No financial institution will testify that it
received, read or was influenced by the letter, which was signed
after thousands of protesters were already at Standing Rock,
DeThomas said.
Greenpeace representatives have said the lawsuit is an example of
corporations abusing the legal system to go after critics and is a
critical test of free speech and protest rights. An Energy Transfer
spokesperson said the case is about Greenpeace not following the
law, not free speech.
Greenpeace says the lawsuit is going after $300 million, citing a
figure from a previous federal case. The lawsuit complaint asks for
damages in an amount to be proved at trial.
Because of Greenpeace, Energy Transfer incurred over $82 million in
security, contractor and property costs, and lost $80 million of
profits, Cox told jurors. The pipeline was supposed to be completed
by Jan. 1, 2017, but wasn’t moving oil until five months later, he
said.
Greenpeace's “deceptive narrative scared off lenders" and Energy
Transfer lost half its banks, he said. The company suffered over $68
million in lost financing and spent $7.6 million for public
relations "to deal with these problems and lies” from the “whisper
campaign," Cox said.
But Jack said Greenpeace had nothing to do with the company's delays
in operating or refinancing. He also disputed how Energy Transfer is
claiming or calculating its damages. The company also has no expert
to back its claim of reputational harm, he said.

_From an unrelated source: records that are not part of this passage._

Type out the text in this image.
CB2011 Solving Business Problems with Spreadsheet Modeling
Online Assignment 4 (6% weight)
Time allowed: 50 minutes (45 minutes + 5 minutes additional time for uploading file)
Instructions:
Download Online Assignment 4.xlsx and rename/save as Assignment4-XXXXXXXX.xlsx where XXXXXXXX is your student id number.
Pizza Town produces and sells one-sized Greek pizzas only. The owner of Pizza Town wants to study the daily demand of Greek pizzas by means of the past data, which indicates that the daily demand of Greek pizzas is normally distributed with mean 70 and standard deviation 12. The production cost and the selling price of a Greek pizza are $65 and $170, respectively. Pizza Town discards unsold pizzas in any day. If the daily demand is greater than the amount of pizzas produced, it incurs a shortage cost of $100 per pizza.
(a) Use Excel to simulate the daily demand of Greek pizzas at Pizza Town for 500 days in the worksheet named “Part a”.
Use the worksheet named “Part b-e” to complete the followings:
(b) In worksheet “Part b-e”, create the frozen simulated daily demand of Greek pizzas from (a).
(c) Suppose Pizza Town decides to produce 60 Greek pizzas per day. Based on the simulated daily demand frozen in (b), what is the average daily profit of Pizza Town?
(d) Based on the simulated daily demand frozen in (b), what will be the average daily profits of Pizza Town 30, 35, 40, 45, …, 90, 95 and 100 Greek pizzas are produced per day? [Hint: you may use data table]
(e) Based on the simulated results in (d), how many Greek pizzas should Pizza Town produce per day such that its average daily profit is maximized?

Jury selection took place earlier in the week and the estimated
five-week trial is now underway. Nine jurors and two alternates will
hear the case in Mandan, North Dakota.

The company filed a similar case in federal court in 2017, which a
judge dismissed in 2019. Energy Transfer subsequently filed the
lawsuit now at trial in state court.
Earlier in February, Greenpeace International filed an
anti-intimidation suit in the District Court of Amsterdam against
Energy Transfer, saying the company acted wrongfully and should pay
costs and damages resulting from its “meritless” litigation.